И он снова принялся хохотать, ударяя себя по ляжкам.
На обратном пути Корольков злился. Почему так глупо ведут себя приятели? Его все сильнее охватывало неведомое ему доселе торжественное настроение. В голову лезли мысли о жизни, об ушедших людях, о славном и тяжелом труде.
— Да, Никифор, — говорил он кучеру, — вот какое дело. Вспомнили, значит, и меня, ломового инженера.
— А кого же, как не вас? — отвечал Никифор. — В Москве, там все известно. — И добавил: — Да, там известно. Я вот помню, как уложило двести семьдесят человек на руднике, сам царь телеграмму прислал, скорбел.
— Что там царь, — задумчиво сказал Корольков, — чихать нам на царей, Никифор. А я вот переведусь в Москву, проект в Кремль выдвину — всем погибшим в шахтах инженерам, штейгерам, рабочим памятники ставить. И книгу про них написать, как жили, на каких пластах работали. А надпись на камне простая: «Забойщик, скажем, Герасимов, работал на пластах с углом падения до пятидесяти градусов. Угля нарубал сто тысяч тонн». Вот и все будет понятно. Люди какие, страшно подумать, — Черницын Николай Николаевич, а кто про него помнит сейчас?
— Да-а-а, — важно согласился Никифор, — книгу эту написать нужно.
А дома Королькова ожидал сюрприз.
Полина Павловна нарядилась точно на именины. На ней было надето голубое, неизвестное Королькову платье, лицо напудрено, а губы необычайно красного цвета.
— Ты что это? — спросил Корольков. — Малину в марте месяце ела?
Но ему тотчас же расхотелось шутить.
Жена посмотрела на него ясными, холодными глазами и сказала:
— Ни в какую Москву я не поеду.
— Как? — переспросил, кривясь, Корольков.
— Ты что, оглох? — сказала она и раздельно повторила: — Ни в какую Москву я не поеду. Знаю я, чем все это кончится.
«Вот это да, — подумал Корольков, — вот это конфект! В Караганду поехала, а в Москву не хочет».
Корольков знал, что ничто так не увеличивает губительную силу подземного взрыва, как любое самое ничтожное сопротивление. Взрывная волна сравнительно мирно движется по пустым штрекам большого сечения; но стоит ей встретить препятствие, — какую-нибудь легкую вентиляционную дверь, — как давление взрыва возрастает невероятно, — вагонетки сплющиваются в лепешку, железные рельсы, отрываясь от шпал, свертываются в затейливые клубки.

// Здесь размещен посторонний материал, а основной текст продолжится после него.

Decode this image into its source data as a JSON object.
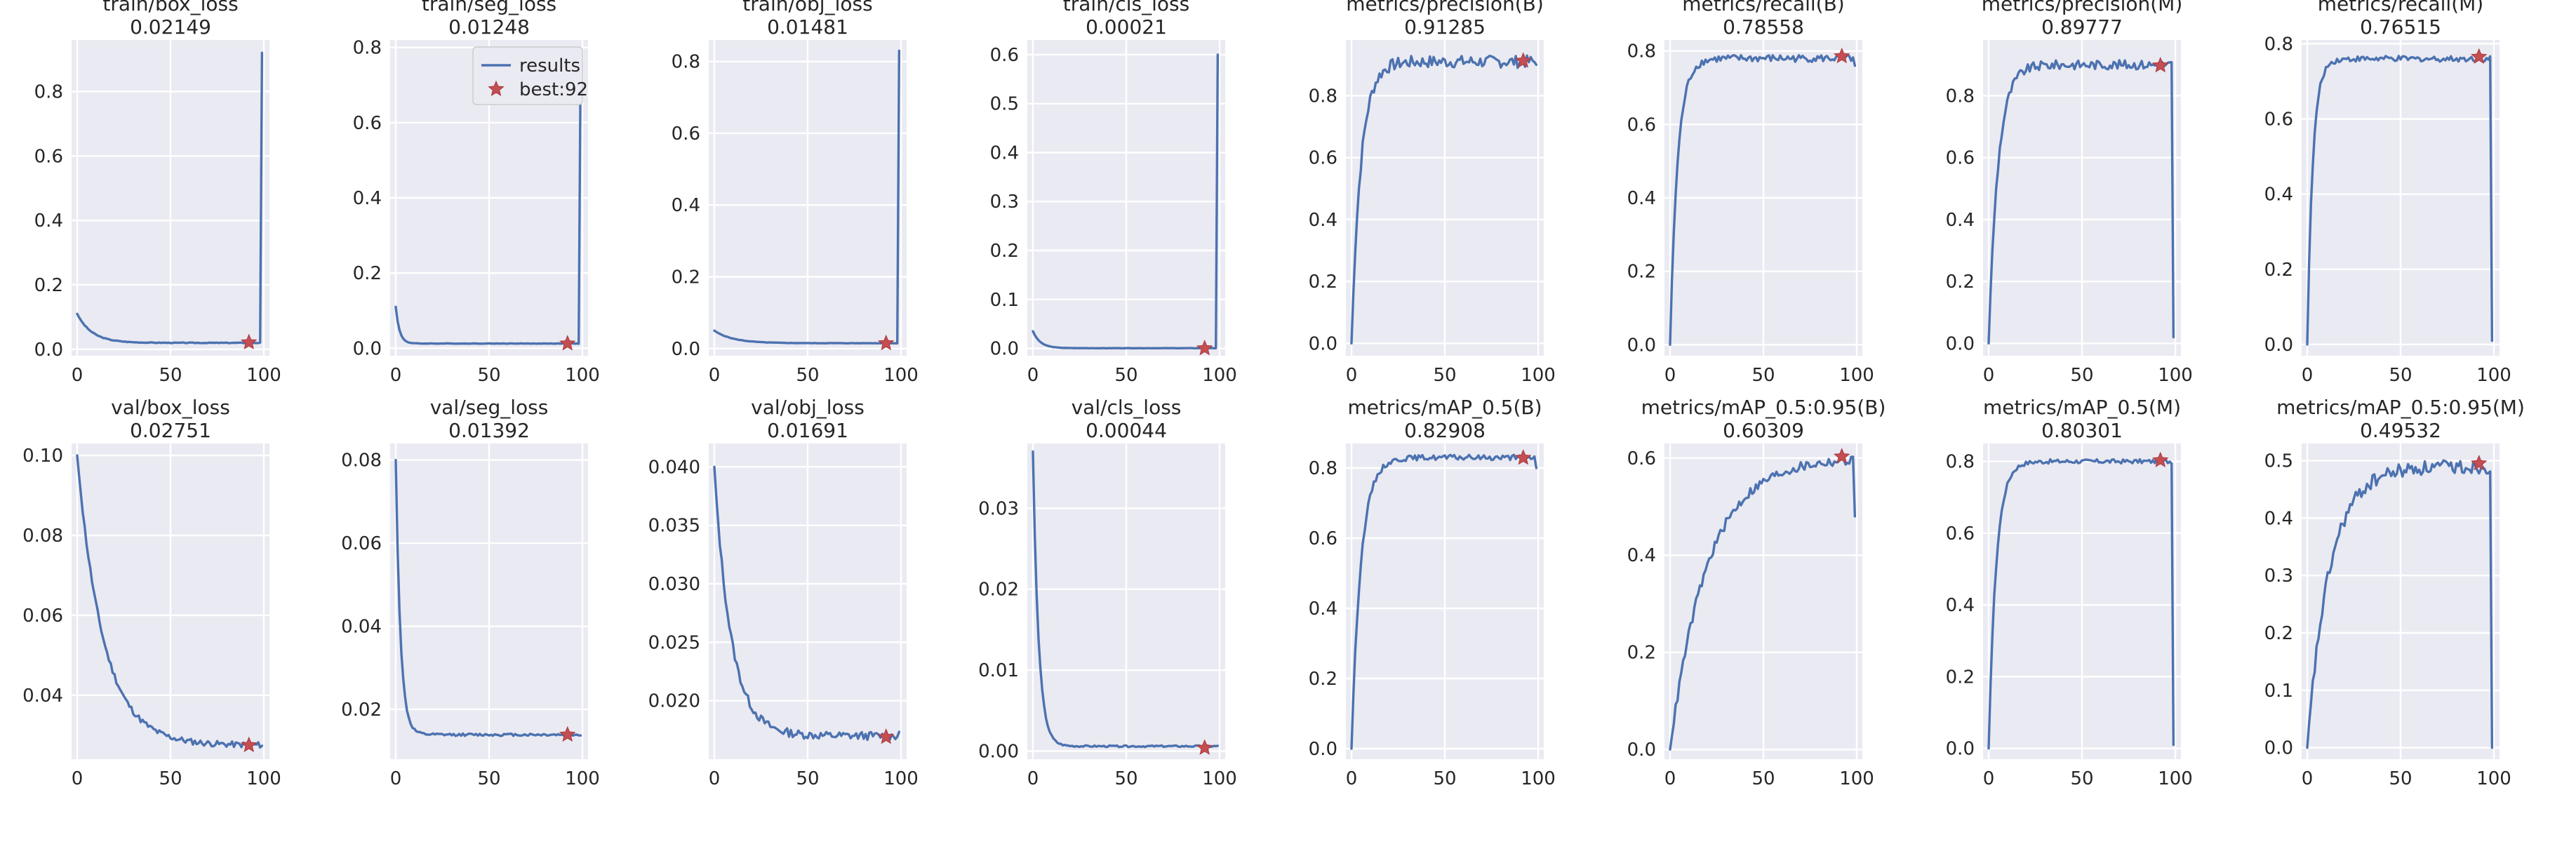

Полина Павловна в голубом платье, чем-то напоминавшем тот давнишний сарафан, выжидающе смотрела на него.
И, может быть, первый раз в жизни отступив от своей обоснованной теории, инженер Корольков не дал взрывной волне распространяться по пустому штреку.
— Поля, что ты говоришь, право же, — улыбаясь от чувства своей силы и правоты, сказал он. — Ты себе представляешь: Орджоникидзе приглашает меня честью, добром, по-хорошему, и я вдруг откажусь! Ведь это будет обида на всю жизнь.